Changing proteins on the surface of a parasitic nematode

Abstract

Most of the organisms of the phylum Nematoda are free living, but some are animal or plant parasites of major importance to man. During their life cycle all nematodes undergo a series of moults in which they shed an external cuticle, consisting of an outermost membrane-like layer of unknown composition and a series of fibrillar layers similar to collagens^1–4. Because of this structure, the cuticle has been viewed as an acellular exo-skeleton¹ with rather inert molecular components.
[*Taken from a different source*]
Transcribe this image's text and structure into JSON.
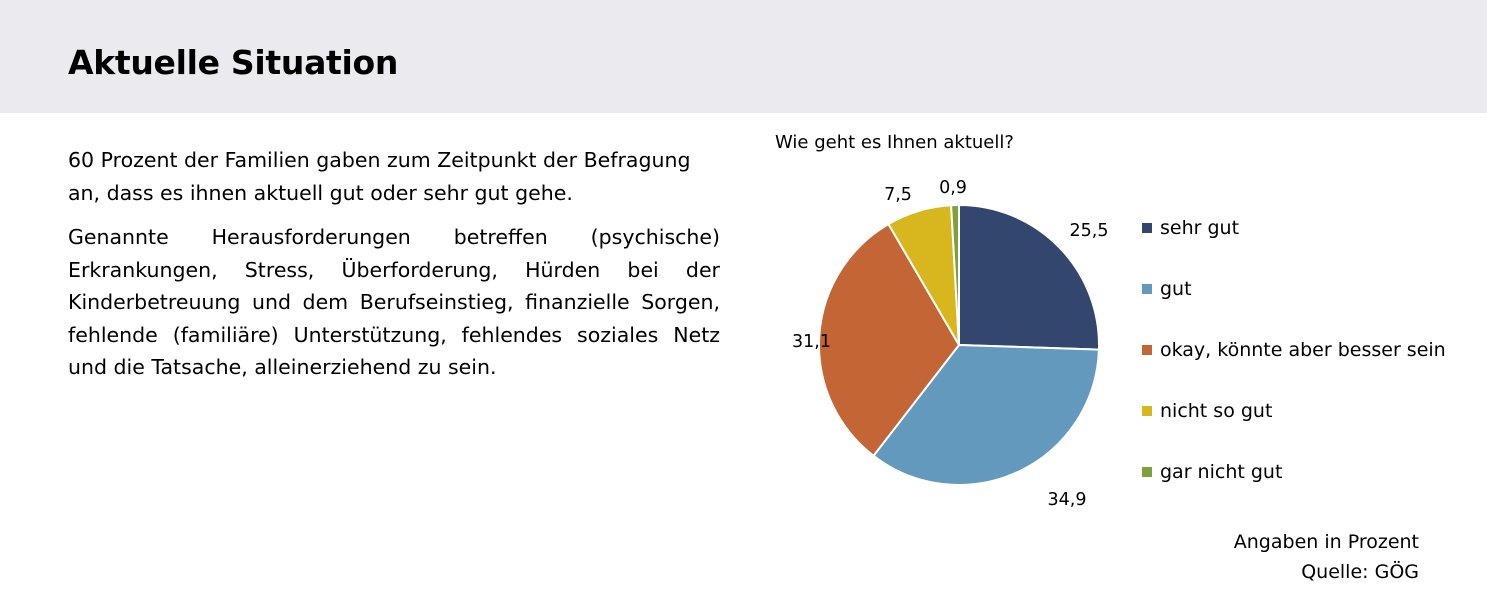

However, observations have shown that it contains enzymes and sometimes haemoglobin^3,4, and that nutrients are absorbed through it in the infective larvae and adult stages of Brugia pahangi⁵. It is bound by complement and antibody, resulting in the adherence of leukocytes⁶, and antibody-dependent cell-mediated reactions damage the cuticule of newborn larvae of Trichinella spiralis^7–9 and the microfilariae of Dipetalonema viteae and Litomosoides carinii^10,11. We report here that the surface of the cuticle of the parasitic nematode Trichinella spiralis expresses protein molecules which change qualitatively following the moulting process, and quantitatively during growth of the worms within one stage. Also, surface proteins are released in vitro at a rate which depends on the conditions of culture of the worms.